You can't have too many bass traps...


Hej

I've read that you can't have too many bass traps. Is that really true? 
simna
In the house we recently sold, my "man cave" was a 24’x26’ room. I got the system with the main speakers "dialed in", sounding awesome. Then when I added my sub woofers I discovered that the room had terrible acoustics in the bass region; regardless of the bass line in the music, the room added one loud bass tone.

I eventually purchased a " miniDSP UMIK-1 USB Measurement Calibrated Microphone" (I found it on Amazon), a mike stand and the REW (Room EQ Wizard) software ( https://www.roomeqwizard.com/ ), which guided me to purchase and position what eventually turned out to be 10 bass traps, to mostly control the errant bass response from the room.

I probably could have used two more traps, but the love of my life began asking if I was headed for my "padded cell" when going for my nightly listening session.
Absolutely incorrect! I would think that you can have too many of any treatment. 
You can't have too many bass traps...[?]

Unequivocally: yes, you can. Too many of them and put the wrong the places they eat away of proper soundstage fill/size and kills overall energy and (natural) liveliness of the sound. It's about strategically placed bass traps, smaller ones at that and used sparingly - as I see it. To much bass trapping may have an alluring sense of bass control, but I'd rather live with the occasional unevenness of response to have a more natural overall presentation. I'd include diffusion predominantly over the Schroeder frequency and, again, light absorption below it to deal with bass modes.  
I know I'm grave digging here, but the information is so egregiously incorrect, I had to say something.

I'm going to assume we're not talking about tuned traps, but rather absorbers.

You cannot have too much bass trapping, for the simple reason that at a certain point, with enough traps, all reflections will be totally absorbed.

There's one major problem with most of these replies, they seem to assume the OP has a decent sized room, but chances are the room is small.

There are two approaches to eqing a room, tuning it by targeting problem frequencies, or damping until the whole thing is flat.

If you have a small room, approach 1 probably isn't going to work. Chances are the acoustics are so bad, you just need to remove them all. The only "liveliness" a small room has is the janky kind.

Thinking about most untuned traps, they are actually cutting the high end at a more efficient rate. So if you only put a few in, you'll end up effecting the high end first. As you add thicker and thicker trapping the low end starts to catch up, until finally you get to the point were everything is absorbed.

So the problem most people on this thread are probably having is using no where near enough bass trapping. Question: is it feasible to use that much? It doesn't take thaaaaat much.

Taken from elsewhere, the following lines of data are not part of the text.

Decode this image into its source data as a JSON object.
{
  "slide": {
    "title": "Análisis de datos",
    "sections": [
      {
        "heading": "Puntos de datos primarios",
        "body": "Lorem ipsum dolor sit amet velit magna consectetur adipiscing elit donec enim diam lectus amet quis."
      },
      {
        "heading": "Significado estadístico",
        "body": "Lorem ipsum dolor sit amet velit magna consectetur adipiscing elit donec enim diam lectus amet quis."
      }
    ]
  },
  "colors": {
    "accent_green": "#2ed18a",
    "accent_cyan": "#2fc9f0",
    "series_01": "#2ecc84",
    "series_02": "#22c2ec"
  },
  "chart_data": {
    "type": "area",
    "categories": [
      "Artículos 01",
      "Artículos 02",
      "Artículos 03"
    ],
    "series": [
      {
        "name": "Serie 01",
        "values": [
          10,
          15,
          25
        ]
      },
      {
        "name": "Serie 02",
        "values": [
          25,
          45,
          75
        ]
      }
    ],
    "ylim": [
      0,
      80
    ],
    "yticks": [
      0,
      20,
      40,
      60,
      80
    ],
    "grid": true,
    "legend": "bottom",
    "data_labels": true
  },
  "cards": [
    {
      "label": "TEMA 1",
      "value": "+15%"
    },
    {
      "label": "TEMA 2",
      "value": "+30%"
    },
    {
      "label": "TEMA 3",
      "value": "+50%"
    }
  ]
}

I mean you'll have to sacrifice real space, but trying to hang Owens corning here there and everywhere isn't terribly space efficient either.

Cheapest way, take a small room, measure off 1 meter, make a false wall with cheap timber and fill the entire cavity with cheap fluffy fiberglass insulation between 4000 and 6000 rayls/m (most is, but check the GFR first). You'll loose a meter of space, but you can use much cheaper insulation and it will be better down to waaay lower frequencies. Now test the room, if it's not pretty flat, add more and make them thick.

Option two is to strategically try and tune the room, good luck with that.